Cataract and diabetic retinopathy
When managing the cataract of a patient with diabetes, you should remember that cataract surgery may make diabetic retinopathy worse. Eyes with mild to moderate non-proliferative diabetic retinopathy at the time of surgery are considered less at risk. Those with severe non-proliferative and proliferative diabetic retinopathy have a higher risk of progressive disease.1 Clinically significant macular oedema (CSMO) present at the time of surgery is likely to progress and eyes with previously treated CSMO are at increased risk of recurrence. The risk of progression is increased if the operation is complicated by excessive manipulation, vitreous loss, or severe post-operative inflammation.
Ideally, when the cataract does not preclude laser treatment, you should achieve and maintain effective control of retinopathy and maculopathy for at least three months before surgery.
The severity of the cataract sometimes prevents adequate examination or treatment of the retina in patients with diagnosed or suspected severe non-proliferative and proliferative diabetic retinopathy. In this case, you should deliver pan-retinal photocoagulation either during the procedure or in the early post-operative period. When performing intraoperative pan-retinal photocoagulation with an indirect ophthalmoscope, you should fill the anterior chamber with viscoelastic and place a corneal suture. Complete the pan-retinal photocoagulation before inserting the intraocular lens. This will provide a stable anterior chamber and optimal view, particularly if you anticipate indentation of the periphery.
If you plan to give laser treatment with a contact lens in the early post-operative period, then you should suture the cataract wound. If it is still considered hazardous to use a contact lens then effective slit lamp laser can still be applied through a non-contact 78D or 90D lens. You can also use indirect laser for pan-retinal photocoagulation.
If the patient has diabetic maculopathy and/or more advanced retinopathy, consider intravitreal triamcinolone or anti-VEGF at the end of the procedure to reduce macular oedema. Triamcinolone targets the inflammation that exacerbates the oedema. Anti-VEGFs also reduce retinal swelling and may improve visual outcomes.2 Intravitreal steroids may cause raised intraocular pressure and anti-VEGF agents increase the risk of tractional complications in eyes with fibrovascular proliferation. You should still apply macular laser for CSMO post-operatively.
In diabetes patients, it is very important to minimise post-operative inflammation. You should use post-operative topical non-steroidal anti-inflammatory drugs in addition to routine topical steroid preparations, particularly in those with pre-existing macular oedema.3
In summary, diabetes patients with mild to moderate diabetic retinopathy and no maculopathy have a good prognosis following cataract surgery. You should treat more advanced retinopathy or maculopathy at least three months prior to surgery if possible. Whereas laser is the most recognised form of treatment, pharmacological agents play an important role in the management of these patients. It is also important to monitor high-risk patients in the post-operative period.

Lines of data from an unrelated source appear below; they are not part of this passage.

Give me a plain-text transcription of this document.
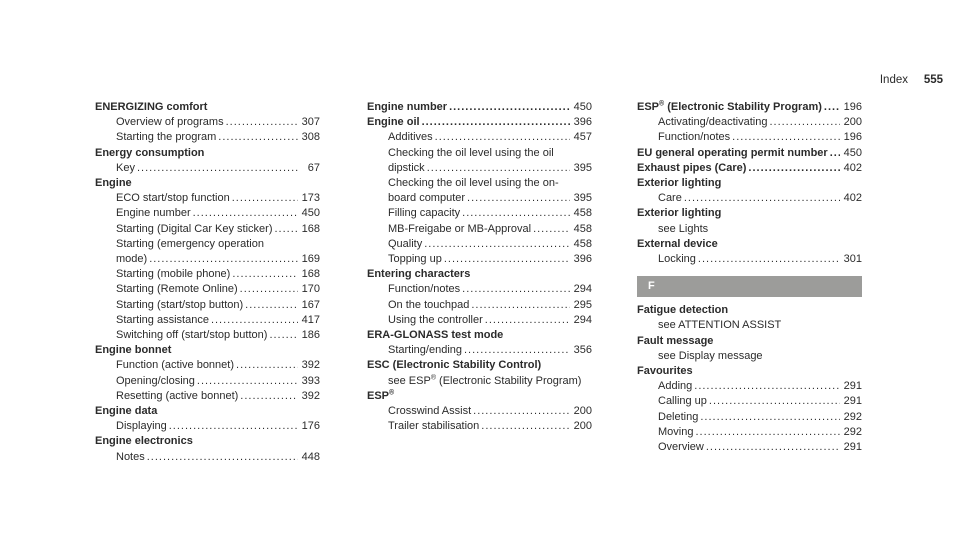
Index 555
ENERGIZING comfort
Overview of programs .....	307
Starting the program .....	308
Energy consumption
Key .....	67
Engine
ECO start/stop function .....	173
Engine number .....	450
Starting (Digital Car Key sticker) .....	168
Starting (emergency operation
mode) .....	169
Starting (mobile phone) .....	168
Starting (Remote Online) .....	170
Starting (start/stop button) .....	167
Starting assistance .....	417
Switching off (start/stop button) .....	186
Engine bonnet
Function (active bonnet) .....	392
Opening/closing .....	393
Resetting (active bonnet) .....	392
Engine data
Displaying .....	176
Engine electronics
Notes .....	448
Engine number .....	450
Engine oil .....	396
Additives .....	457
Checking the oil level using the oil
dipstick .....	395
Checking the oil level using the on-
board computer .....	395
Filling capacity .....	458
MB-Freigabe or MB-Approval .....	458
Quality .....	458
Topping up .....	396
Entering characters
Function/notes .....	294
On the touchpad .....	295
Using the controller .....	294
ERA-GLONASS test mode
Starting/ending .....	356
ESC (Electronic Stability Control)
see ESP® (Electronic Stability Program)
ESP®
Crosswind Assist .....	200
Trailer stabilisation .....	200
ESP® (Electronic Stability Program) ..... 196
Activating/deactivating .....	200
Function/notes .....	196
EU general operating permit number ..... 450
Exhaust pipes (Care) .....	402
Exterior lighting
Care .....	402
Exterior lighting
see Lights
External device
Locking .....	301
F
Fatigue detection
see ATTENTION ASSIST
Fault message
see Display message
Favourites
Adding .....	291
Calling up .....	291
Deleting .....	292
Moving .....	292
Overview .....	291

1 Somaiya MD, Burns JD, Mintz R, Warren RE, Uchida T, Godley BF. Factors affecting visual outcomes after small-incision phacoemulsification in diabetic patients. J Cataract Refract Surg 2002;28(8):1364-1371.
2 Cheema RA, Al-Mubarak M, Amin YM, Cheema MA. Role of combined cataract surgery and intravitreal bevacizumab injection in preventing progression of diabetic retinopathy: prospective randomized study. J Cataract Refract Surg 2009;35(1):18-25.
3 Endo N, Kato S, Haruyama K, Shoji M, Kitano S. Efficacy of bromfenac sodium ophthalmic solution in preventing cystoid macular oedema after cataract surgery in patients with diabetes. Acta Ophthalmol 2010;88(8):896-900.